In another case ( Lebedev v. Russia, no. 4493/04, §§ 98 et seq., 25 October 2007) the Court held that delays of forty and sixty-seven days constituted a breach of Article 5 § 4 as far as the appeal proceedings were concerned. In the present case the Court is dealing with a “borderline” situation as the delay of thirty-five days in the examination of the appeal against the detention order could be regarded as not unreasonable. However, paragraph 11 of Article 108 of the Code of Criminal Procedure (CCP) of the Russian Federation provides that a judge of the appellate court ( кассационная инстанция or “cassation instance” in Russian) must give a decision on any complaint concerning detention orders within three days from the date of its receipt (see paragraph 101 of the judgment). Thus, the real problem here is the quality of the law applied because of the extremely short time-limits provided for by procedural law.

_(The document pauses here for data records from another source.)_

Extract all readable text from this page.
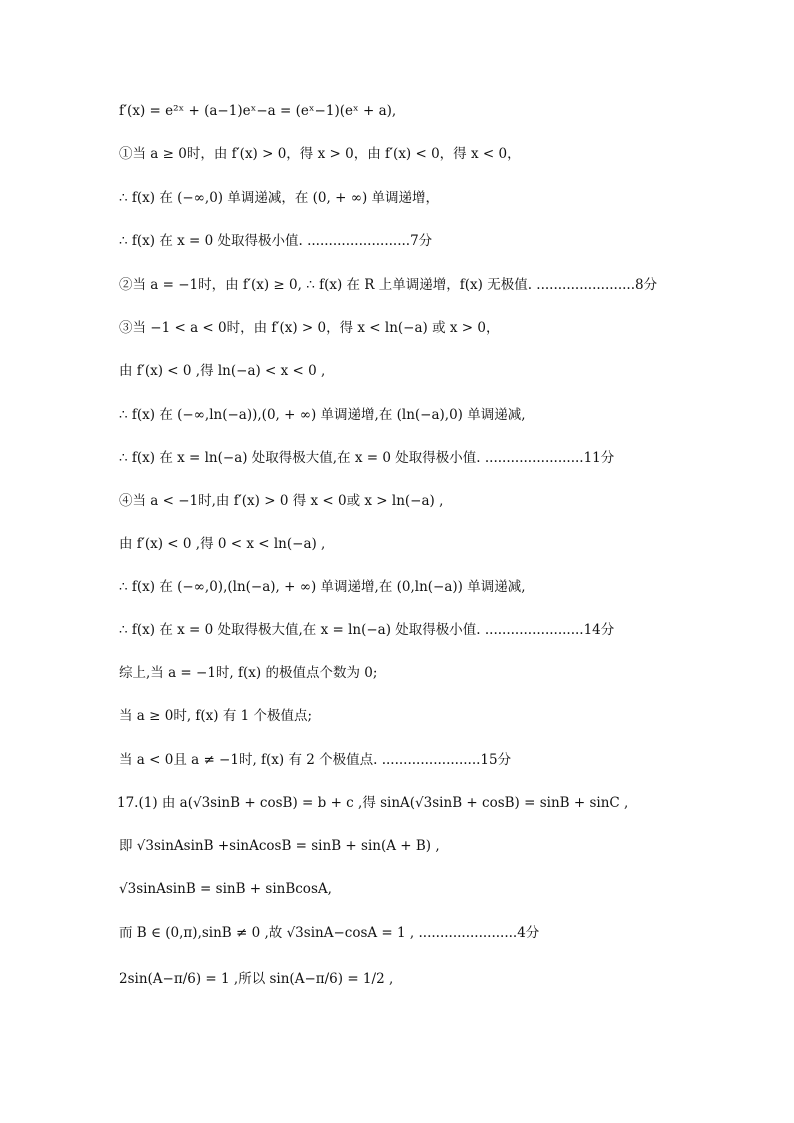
f′(x) = e²ˣ + (a−1)eˣ−a = (eˣ−1)(eˣ + a),
①当 a ≥ 0时，由 f′(x) > 0，得 x > 0，由 f′(x) < 0，得 x < 0，
∴ f(x) 在 (−∞,0) 单调递减，在 (0, + ∞) 单调递增，
∴ f(x) 在 x = 0 处取得极小值. ........................7分
②当 a = −1时，由 f′(x) ≥ 0, ∴ f(x) 在 R 上单调递增，f(x) 无极值. .......................8分
③当 −1 < a < 0时，由 f′(x) > 0，得 x < ln(−a) 或 x > 0，
由 f′(x) < 0 ,得 ln(−a) < x < 0 ,
∴ f(x) 在 (−∞,ln(−a)),(0, + ∞) 单调递增,在 (ln(−a),0) 单调递减,
∴ f(x) 在 x = ln(−a) 处取得极大值,在 x = 0 处取得极小值. .......................11分
④当 a < −1时,由 f′(x) > 0 得 x < 0或 x > ln(−a) ,
由 f′(x) < 0 ,得 0 < x < ln(−a) ,
∴ f(x) 在 (−∞,0),(ln(−a), + ∞) 单调递增,在 (0,ln(−a)) 单调递减,
∴ f(x) 在 x = 0 处取得极大值,在 x = ln(−a) 处取得极小值. .......................14分
综上,当 a = −1时, f(x) 的极值点个数为 0;
当 a ≥ 0时, f(x) 有 1 个极值点;
当 a < 0且 a ≠ −1时, f(x) 有 2 个极值点. .......................15分
17.(1) 由 a(√3sinB + cosB) = b + c ,得 sinA(√3sinB + cosB) = sinB + sinC ,
即 √3sinAsinB +sinAcosB = sinB + sin(A + B) ,
√3sinAsinB = sinB + sinBcosA,
而 B ∈ (0,π),sinB ≠ 0 ,故 √3sinA−cosA = 1 , .......................4分
2sin(A−π/6) = 1 ,所以 sin(A−π/6) = 1/2 ,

Perhaps the Court could have taken into account the argument submitted by the Government that the three-day time-limit set by the CCP for the examination of appeals against detention orders was not applicable in the present case since the Supreme Court had examined not only the lawfulness of the applicant ' s detention but also his other complaints (see paragraph 138 of the judgment). In this case Article 374 of the CCP provides that the overall length of the examination of the appeal may not exceed one month from the date when the case file is received by the cassation court. Once again, the problem of the realistic nature of time-limits provided for by national law arises ...

In any event, neither of the time-limits provided for by national law were complied with in the present case.